年金資産の運用を受託している信託銀行、投資顧問会社などの話では、2009年度はさらに減少、現在も同様の傾向にあるという。いうまでもなく、株式市場の長期不振と国内企業への成長期待が希薄になっていることが背景にあるが、最近は新たに別の事情が影響している。2012年にも適用の可能性がある国際会計基準(IFRS)の影響だ。

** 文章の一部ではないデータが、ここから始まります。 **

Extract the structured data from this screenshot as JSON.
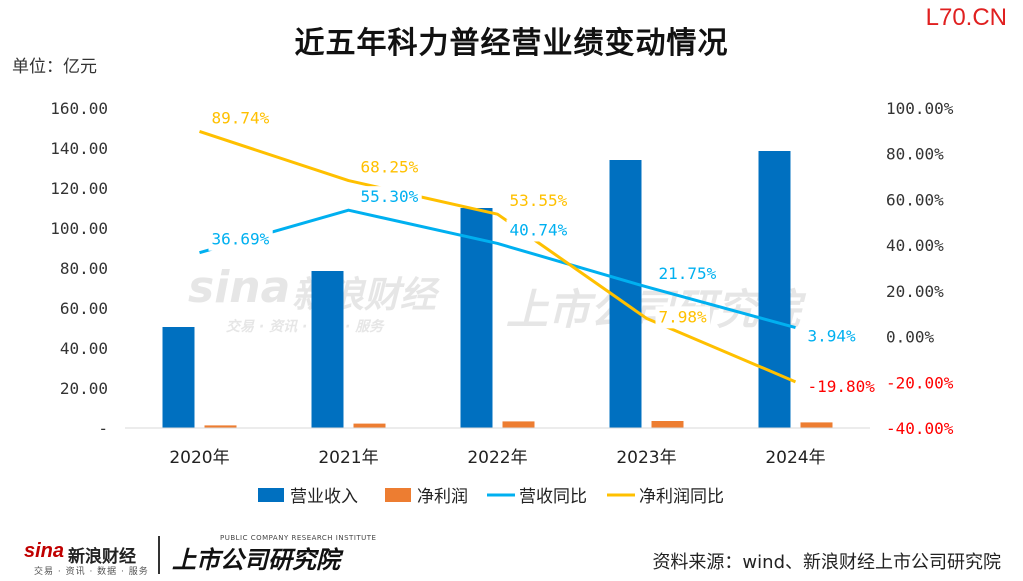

IFRSは、年金積立金を一括負債計上のうえ、運用資産に発生した評価損失は、原則、即時償却することを年金基金の母体企業に義務付けている。つまり、IFRSの下では、企業は自社の年金資産の時価が業績の不安定要素となりかねない。そこで、IFRSへの対応策として、母体企業の間では年金資産のアセットアロケーション(資産構成)のなかにある国内株式運用のウェートを縮小する判断が広がっているわけだ。

企業年金の基金は合計約80兆円の資産規模を誇る国内有数の投資家が国内株式運用を縮小していることは、株式市場の不振につながり、その不振によって、年金運用資産のなかの国内株式のウエートがさらに下がるという悪循環パターンにIFRSが拍車を掛けているという見方もできる。